Hi, in the code below I am having the error:
File “/home/user/.local/lib/python3.10/site-packages/fenics_adjoint/blocks/solving.py”, line 6, in init
lhs = A.form
AttributeError: ‘Equation’ object has no attribute ‘form’
from dolfin import *
from dolfin_adjoint import *
import matplotlib.pyplot as plt
import numpy as np
# Optimization options for the form compiler
parameters["form_compiler"]["cpp_optimize"] = True
ffc_options = {"optimize": True,
"eliminate_zeros": True,
"precompute_basis_const": True,
"precompute_ip_const": True}
# Stored strain energy density (compressible neo-Hookean model)
def psi(mu, Ic, J_, lmbda):
return (mu / 2) * (Ic - 3) - mu * ln(J_) + (lmbda / 2) * (ln(J_)) ** 2
def kinematics(u):
v = TestFunction(V_vector) # Test function
d = u.geometric_dimension()
I = Identity(d) # Identity tensor
F = variable(I + grad(u)) # Deformation gradient
C = F.T * F # Right Cauchy-Green tensor
# Invariants of deformation tensors
Ic = tr(C)
J_ = det(F)
return Ic, J_, v, F
def optimization(chi):
max_error = 0
count = 0
for i in max_disp:
u0 = Function(V_vector)
u = Function(V_vector)
step_size = np.linspace(0, i, 100, endpoint=True)
for j in step_size:
disp = Constant([0.0, j])
bcs, dss = bcs_(disp)
Ic, J_, v, F = kinematics(u)
# Stored strain energy density (compressible neo-Hookean model)

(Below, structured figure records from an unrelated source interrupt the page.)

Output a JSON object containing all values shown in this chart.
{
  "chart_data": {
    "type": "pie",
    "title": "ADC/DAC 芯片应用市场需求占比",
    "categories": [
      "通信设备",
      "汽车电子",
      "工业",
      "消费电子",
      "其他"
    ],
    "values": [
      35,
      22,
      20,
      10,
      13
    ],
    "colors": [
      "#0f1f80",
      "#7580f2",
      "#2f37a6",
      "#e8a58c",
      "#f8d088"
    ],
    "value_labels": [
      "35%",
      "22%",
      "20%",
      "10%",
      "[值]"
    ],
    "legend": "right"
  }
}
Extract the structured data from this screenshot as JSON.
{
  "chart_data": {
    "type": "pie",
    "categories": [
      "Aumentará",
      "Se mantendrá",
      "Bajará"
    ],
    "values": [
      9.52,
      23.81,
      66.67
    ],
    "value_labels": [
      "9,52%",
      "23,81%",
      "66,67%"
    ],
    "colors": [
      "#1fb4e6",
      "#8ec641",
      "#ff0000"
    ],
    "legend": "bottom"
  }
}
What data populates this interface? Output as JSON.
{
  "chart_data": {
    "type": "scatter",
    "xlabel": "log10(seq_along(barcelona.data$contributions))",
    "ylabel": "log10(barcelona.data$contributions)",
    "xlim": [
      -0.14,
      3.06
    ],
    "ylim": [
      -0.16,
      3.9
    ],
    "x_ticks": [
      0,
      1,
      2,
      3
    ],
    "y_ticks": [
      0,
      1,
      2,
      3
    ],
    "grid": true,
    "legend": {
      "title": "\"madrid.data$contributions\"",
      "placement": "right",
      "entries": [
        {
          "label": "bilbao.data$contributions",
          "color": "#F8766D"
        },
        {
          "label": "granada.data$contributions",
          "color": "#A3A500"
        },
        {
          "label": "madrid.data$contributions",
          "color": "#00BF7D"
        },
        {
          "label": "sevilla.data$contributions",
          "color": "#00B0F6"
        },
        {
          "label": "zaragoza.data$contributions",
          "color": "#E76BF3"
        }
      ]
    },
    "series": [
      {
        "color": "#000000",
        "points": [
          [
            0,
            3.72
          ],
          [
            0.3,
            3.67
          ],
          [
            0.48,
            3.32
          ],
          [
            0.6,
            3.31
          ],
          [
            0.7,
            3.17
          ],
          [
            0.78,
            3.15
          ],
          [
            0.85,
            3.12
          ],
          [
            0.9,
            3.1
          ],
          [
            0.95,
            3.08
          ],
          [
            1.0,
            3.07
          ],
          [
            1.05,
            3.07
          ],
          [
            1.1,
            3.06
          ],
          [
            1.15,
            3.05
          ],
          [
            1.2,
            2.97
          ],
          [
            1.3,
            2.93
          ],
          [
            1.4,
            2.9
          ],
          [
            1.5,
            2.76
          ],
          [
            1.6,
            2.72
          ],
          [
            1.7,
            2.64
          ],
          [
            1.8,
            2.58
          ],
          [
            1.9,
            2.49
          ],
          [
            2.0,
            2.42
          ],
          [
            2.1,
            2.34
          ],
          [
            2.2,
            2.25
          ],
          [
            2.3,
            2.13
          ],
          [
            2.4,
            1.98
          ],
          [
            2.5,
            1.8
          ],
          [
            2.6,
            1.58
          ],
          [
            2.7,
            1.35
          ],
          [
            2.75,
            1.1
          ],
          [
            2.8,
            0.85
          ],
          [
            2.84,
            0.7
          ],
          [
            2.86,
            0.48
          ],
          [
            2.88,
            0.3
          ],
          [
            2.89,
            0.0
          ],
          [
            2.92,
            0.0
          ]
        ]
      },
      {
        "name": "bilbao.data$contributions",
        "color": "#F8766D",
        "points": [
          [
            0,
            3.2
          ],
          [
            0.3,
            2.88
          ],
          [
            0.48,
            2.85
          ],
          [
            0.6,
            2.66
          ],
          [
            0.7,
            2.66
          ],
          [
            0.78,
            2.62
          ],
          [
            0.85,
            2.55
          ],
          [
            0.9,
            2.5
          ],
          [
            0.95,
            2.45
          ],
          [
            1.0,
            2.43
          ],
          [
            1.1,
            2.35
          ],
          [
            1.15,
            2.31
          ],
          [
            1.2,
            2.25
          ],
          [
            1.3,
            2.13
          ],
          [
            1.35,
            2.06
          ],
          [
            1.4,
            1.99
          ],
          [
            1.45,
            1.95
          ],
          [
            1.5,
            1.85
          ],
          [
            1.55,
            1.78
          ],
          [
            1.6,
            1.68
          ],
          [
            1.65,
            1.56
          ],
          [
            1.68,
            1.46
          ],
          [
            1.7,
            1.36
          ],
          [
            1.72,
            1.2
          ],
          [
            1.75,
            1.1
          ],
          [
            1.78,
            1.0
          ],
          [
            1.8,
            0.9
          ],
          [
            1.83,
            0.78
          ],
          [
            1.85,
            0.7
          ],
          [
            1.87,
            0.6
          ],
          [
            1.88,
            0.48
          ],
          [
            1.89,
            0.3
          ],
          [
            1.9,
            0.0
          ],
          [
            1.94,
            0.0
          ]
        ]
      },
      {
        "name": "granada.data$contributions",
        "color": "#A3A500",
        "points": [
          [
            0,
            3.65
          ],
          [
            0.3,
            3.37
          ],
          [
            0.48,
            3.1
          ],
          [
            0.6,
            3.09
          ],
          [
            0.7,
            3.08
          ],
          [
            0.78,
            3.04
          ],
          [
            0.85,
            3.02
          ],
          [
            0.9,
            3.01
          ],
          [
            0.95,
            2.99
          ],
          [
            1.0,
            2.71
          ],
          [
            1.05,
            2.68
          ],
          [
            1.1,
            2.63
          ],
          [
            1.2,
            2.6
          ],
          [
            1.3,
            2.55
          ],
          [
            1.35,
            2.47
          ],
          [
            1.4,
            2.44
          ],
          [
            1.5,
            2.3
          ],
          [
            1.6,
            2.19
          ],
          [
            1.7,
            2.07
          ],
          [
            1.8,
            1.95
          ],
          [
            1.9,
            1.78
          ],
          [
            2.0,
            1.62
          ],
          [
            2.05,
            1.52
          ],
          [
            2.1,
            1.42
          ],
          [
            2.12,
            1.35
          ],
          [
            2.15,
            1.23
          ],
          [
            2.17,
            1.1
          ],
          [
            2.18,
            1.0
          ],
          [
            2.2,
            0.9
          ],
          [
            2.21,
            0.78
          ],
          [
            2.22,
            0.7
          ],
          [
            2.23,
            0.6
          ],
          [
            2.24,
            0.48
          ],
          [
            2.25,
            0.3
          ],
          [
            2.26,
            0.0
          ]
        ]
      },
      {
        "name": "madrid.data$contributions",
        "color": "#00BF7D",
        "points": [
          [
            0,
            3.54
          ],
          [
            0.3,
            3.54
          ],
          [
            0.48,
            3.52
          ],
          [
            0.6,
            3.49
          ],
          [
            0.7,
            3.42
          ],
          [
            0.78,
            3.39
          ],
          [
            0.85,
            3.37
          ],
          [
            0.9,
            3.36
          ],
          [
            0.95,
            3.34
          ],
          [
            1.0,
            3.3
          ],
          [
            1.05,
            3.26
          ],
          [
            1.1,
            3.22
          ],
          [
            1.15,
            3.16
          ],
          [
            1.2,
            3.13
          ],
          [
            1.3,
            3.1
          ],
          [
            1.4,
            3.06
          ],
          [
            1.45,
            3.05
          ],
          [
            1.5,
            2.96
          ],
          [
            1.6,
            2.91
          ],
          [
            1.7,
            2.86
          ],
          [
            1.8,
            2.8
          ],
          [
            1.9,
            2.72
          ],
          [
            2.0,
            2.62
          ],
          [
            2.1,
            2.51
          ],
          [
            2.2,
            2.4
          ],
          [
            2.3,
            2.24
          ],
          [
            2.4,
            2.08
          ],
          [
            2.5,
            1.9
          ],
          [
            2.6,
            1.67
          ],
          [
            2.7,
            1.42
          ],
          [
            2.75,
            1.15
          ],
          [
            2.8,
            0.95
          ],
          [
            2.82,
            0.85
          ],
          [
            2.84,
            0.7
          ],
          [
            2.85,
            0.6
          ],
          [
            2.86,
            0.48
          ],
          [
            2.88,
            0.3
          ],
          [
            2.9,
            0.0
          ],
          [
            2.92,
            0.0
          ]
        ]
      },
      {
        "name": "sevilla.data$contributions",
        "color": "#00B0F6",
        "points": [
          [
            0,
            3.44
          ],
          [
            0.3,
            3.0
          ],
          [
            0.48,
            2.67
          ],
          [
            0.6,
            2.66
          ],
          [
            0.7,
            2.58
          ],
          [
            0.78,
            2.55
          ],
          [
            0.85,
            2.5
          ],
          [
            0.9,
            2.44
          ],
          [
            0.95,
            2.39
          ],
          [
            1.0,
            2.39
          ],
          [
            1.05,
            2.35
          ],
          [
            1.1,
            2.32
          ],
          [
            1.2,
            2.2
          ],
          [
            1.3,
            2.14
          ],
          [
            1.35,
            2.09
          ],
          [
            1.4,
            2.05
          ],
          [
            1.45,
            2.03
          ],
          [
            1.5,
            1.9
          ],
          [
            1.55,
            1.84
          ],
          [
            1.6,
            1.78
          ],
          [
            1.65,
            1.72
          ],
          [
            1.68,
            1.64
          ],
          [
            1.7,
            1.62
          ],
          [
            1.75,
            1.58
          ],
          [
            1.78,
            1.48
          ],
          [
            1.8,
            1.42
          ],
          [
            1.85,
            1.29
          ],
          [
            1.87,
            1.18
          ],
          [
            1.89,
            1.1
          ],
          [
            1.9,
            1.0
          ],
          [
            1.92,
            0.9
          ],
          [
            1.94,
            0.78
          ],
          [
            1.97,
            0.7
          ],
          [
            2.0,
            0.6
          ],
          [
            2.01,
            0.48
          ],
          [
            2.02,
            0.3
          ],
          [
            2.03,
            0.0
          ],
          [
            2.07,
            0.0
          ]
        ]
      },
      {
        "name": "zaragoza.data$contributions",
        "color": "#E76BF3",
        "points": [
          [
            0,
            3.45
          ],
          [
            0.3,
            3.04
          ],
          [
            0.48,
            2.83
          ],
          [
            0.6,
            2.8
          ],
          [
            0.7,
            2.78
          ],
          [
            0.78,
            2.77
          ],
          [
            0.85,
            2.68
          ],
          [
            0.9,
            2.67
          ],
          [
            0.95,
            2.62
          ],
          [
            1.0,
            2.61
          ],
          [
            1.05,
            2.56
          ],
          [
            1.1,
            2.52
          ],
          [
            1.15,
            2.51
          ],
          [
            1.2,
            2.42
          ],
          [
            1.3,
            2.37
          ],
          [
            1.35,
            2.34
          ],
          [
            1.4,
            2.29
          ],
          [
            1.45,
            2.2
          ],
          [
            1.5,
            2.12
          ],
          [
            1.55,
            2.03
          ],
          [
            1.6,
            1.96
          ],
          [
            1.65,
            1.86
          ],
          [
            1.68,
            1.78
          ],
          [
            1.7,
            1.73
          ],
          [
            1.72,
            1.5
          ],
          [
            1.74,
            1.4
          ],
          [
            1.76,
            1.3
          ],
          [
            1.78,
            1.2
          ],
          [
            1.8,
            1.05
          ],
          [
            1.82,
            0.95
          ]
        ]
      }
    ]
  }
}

Psi = H((chi - 0.5), l2) * psi(mu1, Ic, J_, lmbda1) + (1 - H((chi - 0.5), l2)) * psi(mu2, Ic, J_, lmbda2)
# Total potential energy
Pi = Psi * dx
# Compute first variation of Pi (directional derivative about u in the direction of v)
dPi = derivative(Pi, u, v)
file2 = File("./Results" + "/stress-opt.pvd");
u.assign(u0)
solve(dPi == 0, u, bcs,
form_compiler_parameters=ffc_options)
u0.assign(u)
# Piola-Kirchhoff Stress
stress = diff(Psi, F)
stress_calculation = (project(stress, W_tensor))
file2 << stress_calculation
t = dot(stress, normal)
t = assemble(t[1] * dss(1))
count += 1
controls = File("./Results" + "/control_iterations_guess.pvd")
...
solver = IPOPTSolver(problem, parameters=parameters_ipopt) # , parameters=parameters_ipopt
f_opt = solver.solve()
return f_opt
opt_chi = optimization(chi)
I could not find the reason, I would be happy if you can help me, thanks!